Gray also spoke about remaining a student of the game, learning as he progresses through his fourth year as a starter at the major-league level. Rockies Manager Bud Black is keeping him focused on that.

“He really wants me to keep me as a student of the game and learn,” Gray said. “I know that’s what’s best for me. He’s got us on the right page; he’s wants us learning. he comes into his own dugout when there’s certain situations, and he wants us to be aware of things and get better.”

Gray also says last year he felt like he still had to prove himself. Now, he knows his role and knows what he has to be better in 2018.

“Last year, I felt like I had to go out and prove something to ensure my spot on the team. This year, I know what my role is.”

The No. 3 overall pick in the 2013 MLB Draft, Gray has been long touted as the potential “ace” the Rockies have lacked throughout the club’s history. Gray, however, isn’t feeling that pressure.

“Not really,” he said. “We’re loaded with a lot of talented young arms. We have such much depth right now, I feel like anybody can go up and do a great job, just like last year.”

A Rockies pitcher has reached the 200-inning mark on 15 different occasions; however, Ubaldo Jimenez was the last to do so all the way back in 2010.

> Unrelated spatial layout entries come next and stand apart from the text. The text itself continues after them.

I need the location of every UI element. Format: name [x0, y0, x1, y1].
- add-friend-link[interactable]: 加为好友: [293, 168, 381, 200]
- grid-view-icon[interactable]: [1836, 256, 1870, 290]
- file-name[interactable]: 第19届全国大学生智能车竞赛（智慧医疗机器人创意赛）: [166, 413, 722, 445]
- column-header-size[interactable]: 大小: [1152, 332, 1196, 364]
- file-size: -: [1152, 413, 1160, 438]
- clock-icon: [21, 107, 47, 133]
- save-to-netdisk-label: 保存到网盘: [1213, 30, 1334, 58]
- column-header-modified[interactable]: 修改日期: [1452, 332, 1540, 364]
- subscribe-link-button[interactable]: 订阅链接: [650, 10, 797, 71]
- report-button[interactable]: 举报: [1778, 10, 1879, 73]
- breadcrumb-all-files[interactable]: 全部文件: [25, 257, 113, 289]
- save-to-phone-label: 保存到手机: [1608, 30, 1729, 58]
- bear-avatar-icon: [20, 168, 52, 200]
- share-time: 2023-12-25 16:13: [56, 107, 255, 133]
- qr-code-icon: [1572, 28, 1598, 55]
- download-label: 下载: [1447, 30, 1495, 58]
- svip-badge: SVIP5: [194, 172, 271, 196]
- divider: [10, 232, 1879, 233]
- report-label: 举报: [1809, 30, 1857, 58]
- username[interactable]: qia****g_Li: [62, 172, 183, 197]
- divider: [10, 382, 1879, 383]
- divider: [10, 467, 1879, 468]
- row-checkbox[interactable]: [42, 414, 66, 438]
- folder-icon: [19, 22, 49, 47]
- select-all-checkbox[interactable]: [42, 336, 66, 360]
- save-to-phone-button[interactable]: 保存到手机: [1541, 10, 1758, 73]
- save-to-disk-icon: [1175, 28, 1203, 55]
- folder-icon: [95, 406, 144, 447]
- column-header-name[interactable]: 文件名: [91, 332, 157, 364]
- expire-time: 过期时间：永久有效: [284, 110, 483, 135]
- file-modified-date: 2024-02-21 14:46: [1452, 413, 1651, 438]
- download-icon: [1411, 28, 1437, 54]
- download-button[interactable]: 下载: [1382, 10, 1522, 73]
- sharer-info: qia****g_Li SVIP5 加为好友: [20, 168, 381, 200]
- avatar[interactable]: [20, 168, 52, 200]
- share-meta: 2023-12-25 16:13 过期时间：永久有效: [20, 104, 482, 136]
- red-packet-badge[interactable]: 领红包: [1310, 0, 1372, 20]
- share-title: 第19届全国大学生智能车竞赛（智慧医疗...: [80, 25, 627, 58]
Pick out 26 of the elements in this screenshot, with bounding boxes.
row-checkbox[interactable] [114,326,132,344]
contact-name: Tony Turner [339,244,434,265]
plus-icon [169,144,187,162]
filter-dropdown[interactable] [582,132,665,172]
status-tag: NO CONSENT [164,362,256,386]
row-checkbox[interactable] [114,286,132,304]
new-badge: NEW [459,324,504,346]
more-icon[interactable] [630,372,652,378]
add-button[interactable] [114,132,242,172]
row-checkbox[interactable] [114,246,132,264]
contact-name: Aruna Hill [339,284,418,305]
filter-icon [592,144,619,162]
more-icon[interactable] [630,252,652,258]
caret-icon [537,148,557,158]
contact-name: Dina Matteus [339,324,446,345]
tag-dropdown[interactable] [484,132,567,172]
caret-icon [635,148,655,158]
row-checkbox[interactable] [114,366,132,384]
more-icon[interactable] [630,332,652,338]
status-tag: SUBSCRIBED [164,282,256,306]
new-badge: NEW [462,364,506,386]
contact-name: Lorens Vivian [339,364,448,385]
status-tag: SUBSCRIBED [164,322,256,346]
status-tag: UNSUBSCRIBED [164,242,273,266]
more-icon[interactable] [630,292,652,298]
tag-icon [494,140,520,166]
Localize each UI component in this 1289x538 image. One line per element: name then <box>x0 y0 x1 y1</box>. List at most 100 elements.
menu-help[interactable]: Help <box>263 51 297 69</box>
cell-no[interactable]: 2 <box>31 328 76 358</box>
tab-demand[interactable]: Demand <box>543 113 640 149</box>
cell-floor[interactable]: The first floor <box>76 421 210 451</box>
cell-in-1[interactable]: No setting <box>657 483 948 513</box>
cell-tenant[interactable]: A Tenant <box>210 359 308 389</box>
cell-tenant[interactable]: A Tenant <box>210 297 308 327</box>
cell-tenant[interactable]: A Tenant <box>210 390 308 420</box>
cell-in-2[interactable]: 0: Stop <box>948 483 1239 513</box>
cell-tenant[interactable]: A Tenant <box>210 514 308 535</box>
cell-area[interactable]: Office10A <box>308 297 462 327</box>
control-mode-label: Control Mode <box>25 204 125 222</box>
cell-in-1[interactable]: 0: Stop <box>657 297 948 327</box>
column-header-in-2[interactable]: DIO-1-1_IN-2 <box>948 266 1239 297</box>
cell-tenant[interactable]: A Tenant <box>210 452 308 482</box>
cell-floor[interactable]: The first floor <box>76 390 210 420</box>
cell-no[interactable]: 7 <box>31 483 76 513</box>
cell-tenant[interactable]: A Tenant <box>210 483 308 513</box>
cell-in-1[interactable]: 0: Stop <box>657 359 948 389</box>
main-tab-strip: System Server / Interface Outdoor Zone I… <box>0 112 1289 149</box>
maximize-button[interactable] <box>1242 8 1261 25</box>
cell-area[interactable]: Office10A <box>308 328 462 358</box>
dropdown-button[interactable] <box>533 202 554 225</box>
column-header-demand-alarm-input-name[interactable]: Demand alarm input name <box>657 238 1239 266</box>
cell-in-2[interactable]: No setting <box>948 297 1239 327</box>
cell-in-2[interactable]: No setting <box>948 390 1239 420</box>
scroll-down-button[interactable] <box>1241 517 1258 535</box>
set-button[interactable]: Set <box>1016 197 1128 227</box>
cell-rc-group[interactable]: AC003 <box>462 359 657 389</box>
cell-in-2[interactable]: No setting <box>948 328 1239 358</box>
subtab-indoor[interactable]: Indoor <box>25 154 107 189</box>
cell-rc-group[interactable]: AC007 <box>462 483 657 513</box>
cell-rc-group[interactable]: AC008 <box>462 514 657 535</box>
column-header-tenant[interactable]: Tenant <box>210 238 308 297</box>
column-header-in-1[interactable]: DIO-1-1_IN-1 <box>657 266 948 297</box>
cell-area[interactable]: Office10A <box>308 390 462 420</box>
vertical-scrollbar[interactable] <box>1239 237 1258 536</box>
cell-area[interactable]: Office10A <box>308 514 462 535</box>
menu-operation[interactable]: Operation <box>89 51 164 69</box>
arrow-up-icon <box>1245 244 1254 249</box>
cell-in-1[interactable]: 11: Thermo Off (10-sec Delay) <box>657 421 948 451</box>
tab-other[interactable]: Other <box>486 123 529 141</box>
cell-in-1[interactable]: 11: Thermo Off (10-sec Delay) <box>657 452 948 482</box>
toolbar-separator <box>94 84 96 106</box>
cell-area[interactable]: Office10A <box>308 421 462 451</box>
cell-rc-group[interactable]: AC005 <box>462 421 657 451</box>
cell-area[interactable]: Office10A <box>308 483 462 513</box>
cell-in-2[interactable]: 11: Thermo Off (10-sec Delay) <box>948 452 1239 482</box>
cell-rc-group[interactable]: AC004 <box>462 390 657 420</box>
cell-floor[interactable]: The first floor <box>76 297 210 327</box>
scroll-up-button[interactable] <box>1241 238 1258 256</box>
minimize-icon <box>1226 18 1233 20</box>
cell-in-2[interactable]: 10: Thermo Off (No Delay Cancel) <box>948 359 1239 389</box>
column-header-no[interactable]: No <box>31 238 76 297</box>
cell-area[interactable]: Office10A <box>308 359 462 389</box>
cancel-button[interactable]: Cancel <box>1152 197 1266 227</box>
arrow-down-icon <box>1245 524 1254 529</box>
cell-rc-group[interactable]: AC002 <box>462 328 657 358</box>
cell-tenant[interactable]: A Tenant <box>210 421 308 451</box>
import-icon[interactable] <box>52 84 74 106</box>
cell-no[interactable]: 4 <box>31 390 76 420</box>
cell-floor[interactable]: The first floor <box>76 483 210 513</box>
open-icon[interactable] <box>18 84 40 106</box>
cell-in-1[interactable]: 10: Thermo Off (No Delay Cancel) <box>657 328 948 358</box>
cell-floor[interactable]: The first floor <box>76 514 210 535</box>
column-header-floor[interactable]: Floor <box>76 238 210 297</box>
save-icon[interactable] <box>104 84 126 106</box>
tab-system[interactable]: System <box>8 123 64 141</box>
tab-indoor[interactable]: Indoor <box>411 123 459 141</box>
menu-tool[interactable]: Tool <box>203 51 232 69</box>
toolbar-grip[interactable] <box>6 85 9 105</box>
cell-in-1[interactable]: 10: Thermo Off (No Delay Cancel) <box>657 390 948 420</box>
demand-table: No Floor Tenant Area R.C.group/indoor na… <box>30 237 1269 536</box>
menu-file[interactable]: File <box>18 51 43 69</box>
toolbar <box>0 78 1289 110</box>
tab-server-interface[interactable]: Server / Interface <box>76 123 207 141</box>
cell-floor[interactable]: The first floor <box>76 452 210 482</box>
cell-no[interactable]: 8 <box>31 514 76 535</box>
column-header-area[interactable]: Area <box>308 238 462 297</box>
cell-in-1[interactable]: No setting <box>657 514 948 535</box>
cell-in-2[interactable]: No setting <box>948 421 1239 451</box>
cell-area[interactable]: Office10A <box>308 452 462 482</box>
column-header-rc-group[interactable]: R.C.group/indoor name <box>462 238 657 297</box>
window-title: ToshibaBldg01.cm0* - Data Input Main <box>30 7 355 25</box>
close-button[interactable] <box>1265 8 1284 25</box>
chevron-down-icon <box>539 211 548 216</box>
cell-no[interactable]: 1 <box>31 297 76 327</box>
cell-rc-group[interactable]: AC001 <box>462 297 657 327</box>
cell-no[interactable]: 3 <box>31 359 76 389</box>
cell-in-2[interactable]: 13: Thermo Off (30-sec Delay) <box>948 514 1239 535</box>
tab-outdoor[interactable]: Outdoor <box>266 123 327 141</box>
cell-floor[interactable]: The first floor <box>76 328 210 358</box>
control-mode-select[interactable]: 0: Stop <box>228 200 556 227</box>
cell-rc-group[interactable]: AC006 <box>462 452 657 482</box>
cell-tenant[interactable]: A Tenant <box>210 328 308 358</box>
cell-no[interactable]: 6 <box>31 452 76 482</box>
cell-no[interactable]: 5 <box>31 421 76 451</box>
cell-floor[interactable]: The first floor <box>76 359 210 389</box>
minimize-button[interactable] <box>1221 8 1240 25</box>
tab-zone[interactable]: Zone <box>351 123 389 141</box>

If the Rockies have desires of contending in 2018 and beyond, they must find a workhorse to anchor the starters. The two top teams in the NL West push out true aces every five starts in Zack Greinke in Arizona and Clayton Kershaw in Los Angeles, and even the San Francisco Giants have a 200-inning pitcher in 2017 in Jeff Samardzija.

The Rockies will need to fight fire with fire if they want a shot at their first division title in franchise history. Gray hopes to achieve that for the Rockies in 2018.